Грех — вот самый главный враг преображения. Отсюда у носителя идеала преображения особое религиозное ощущение греха. Религиозное ощущение греха есть душевная мука и страдание. Это та мука душевной раздвоенности, которую так ярко описал апостол Павел в послании к римлянам. В восприятии и переживании греха и сказывается особенно ярко духовное превосходство русского пред европейцем. Европеец, можно сказать, утерял религиозное ощущение греха; оно кажется ему устарелым средневековым предрассудком. Вот почему грех перестал быть для него ужасом и мукой душевной. Грех обратился для европейца в веселый анекдот. Описывая грех, европеец смеется, а иногда сам грех облекает в столь эстетически прекрасные одежды, что грех начинает быть привлекательным. Конечно, грешат и в России, как и в Европе, не мало, но каются по-разному. Запад знает «холодное неверие». Русский, по словам Герцена, потеряв веру, тотчас уверует в неверие и станет его самоотверженным апостолом. В Европе Ренан, Штраус и Древе пишут хулы на Христа легко, свободно и красиво и как ни в чем не бывало доживают свой век спокойными буржуа. Там во время публичных диспутов на эстраде решают вопрос об историческом существовании Христа, а сами в это время кушают бутерброды и пьют пиво. Европейский Иуда, предав — Христа, спокойно прячет сребреники в карман и обращает их потом в доходную ренту. Русский же Иуда, предав Христа, бросает сребреники и беспокойным взором ищет дерева, чтобы удавиться. Неверие для русского есть ужас и душевный надрыв. У Достоевского даже каторжники кричат Раскольникову: «Ты безбожник! Ты в Бога не веруешь! Убить тебя надо». При этом «один каторжный бросился было на него в решительном исступлении».

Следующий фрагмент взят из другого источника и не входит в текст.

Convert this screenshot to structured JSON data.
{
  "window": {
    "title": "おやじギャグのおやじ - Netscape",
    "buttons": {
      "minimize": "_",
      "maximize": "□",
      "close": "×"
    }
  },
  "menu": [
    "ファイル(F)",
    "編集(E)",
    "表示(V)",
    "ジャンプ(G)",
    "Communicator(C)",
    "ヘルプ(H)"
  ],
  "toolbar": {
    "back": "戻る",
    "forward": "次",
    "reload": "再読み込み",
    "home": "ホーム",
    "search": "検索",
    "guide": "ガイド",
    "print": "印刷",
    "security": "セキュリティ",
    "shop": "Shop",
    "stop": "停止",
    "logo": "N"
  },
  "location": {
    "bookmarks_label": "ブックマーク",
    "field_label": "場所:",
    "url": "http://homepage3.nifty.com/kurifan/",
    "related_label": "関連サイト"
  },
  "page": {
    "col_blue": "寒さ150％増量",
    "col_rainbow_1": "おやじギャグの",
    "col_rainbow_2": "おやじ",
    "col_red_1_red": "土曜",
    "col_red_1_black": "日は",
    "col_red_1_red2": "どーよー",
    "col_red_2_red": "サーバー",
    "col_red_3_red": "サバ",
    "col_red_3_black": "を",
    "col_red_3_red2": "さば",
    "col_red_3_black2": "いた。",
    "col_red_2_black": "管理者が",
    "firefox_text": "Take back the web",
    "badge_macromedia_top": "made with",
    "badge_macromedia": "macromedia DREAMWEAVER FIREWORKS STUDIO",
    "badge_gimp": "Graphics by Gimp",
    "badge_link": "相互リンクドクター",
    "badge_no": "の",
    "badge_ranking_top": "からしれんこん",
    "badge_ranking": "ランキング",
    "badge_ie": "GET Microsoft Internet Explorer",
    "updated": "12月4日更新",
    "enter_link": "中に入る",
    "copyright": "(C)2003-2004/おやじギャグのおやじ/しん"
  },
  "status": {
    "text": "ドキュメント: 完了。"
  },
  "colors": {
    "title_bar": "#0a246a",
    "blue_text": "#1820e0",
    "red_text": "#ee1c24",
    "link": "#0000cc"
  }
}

А как наши писатели изображают порок и преступление! Я затрудняюсь назвать из русских писателей кого-нибудь, кто изображал бы порок в привлекательном свете. Порочные люди в изображении наших писателей до самых новейших, до Куприна и Арцыбашева включительно, — люди несчастные, страдающие; они ощущают настоящий ад в своей душе. Греховное человечество в изображении наших писателей люте страждет и зле беснуется, ввергается многажды в огонь и в воду. Для наших писателей грех есть «тьма», «бездна», «яма», и «у последней черты», по их представлению, — страдание, ужас и отчаяние. Для русской души нет счастья и радости во грехе; она страдает от греха, потому что стремится к преображению, а грех мешает не прогрессу, но преображению. Веселые песни земли, восторженные гимны прогрессу не могут заменить для русской души прекрасных звуков небес; знает и понимает она, что небесная песня не слагается из грохота машин и треска орудий и что ноты этой песни не в чертежах и сметах инженеров.
Итак, если идеал Запада — прогресс, то русский народный идеал — преображение. Русский народ стремится к городу, которого строитель и художник — Бог (Евр. 11, 10), и может сказать с Апостолом: вышний Иерусалим свободен, он — матерь всем нам (Гал. 4, 26).
Развертывающаяся пред нами великая борьба народов есть борьба двух идеалов: прогресс хочет уничтожить преображение, забывая слово Христа о том, что врата ада не одолеют истины.
В истории Московской Духовной Академии мы стоим на грани двух столетий, и нам весьма полезно, хотя бы под давлением грандиозных событий, напомнить себе религиозный идеал православия и жизненный идеал русского народа. Нам нет особенной нужды подсчитывать, что сделала наша родная духовная школа для материального прогресса. Лучше подумать о том, что она сделала для духовного преображения нашего родного православного народа. А вступая во второе столетие родной и дорогой Академии, будем каждый иметь в качестве руководящего светоча наш русский идеал преображения, чтобы, когда придет время трудиться на ниве народной, не подавать жесткого европейского камня тому, кто просит настоящего русского хлеба.
Что же это за судьба России вести войны против передовых и культурнейших человеческих обществ? Что такое мы, русские, — разрушители или спасители европейской культуры? Я думаю, что наш разлад, наше противоречие с Европой лежит глубже наблюдаемой поверхности текущих событий; противоречие касается идейных основ самого жизнепонимания.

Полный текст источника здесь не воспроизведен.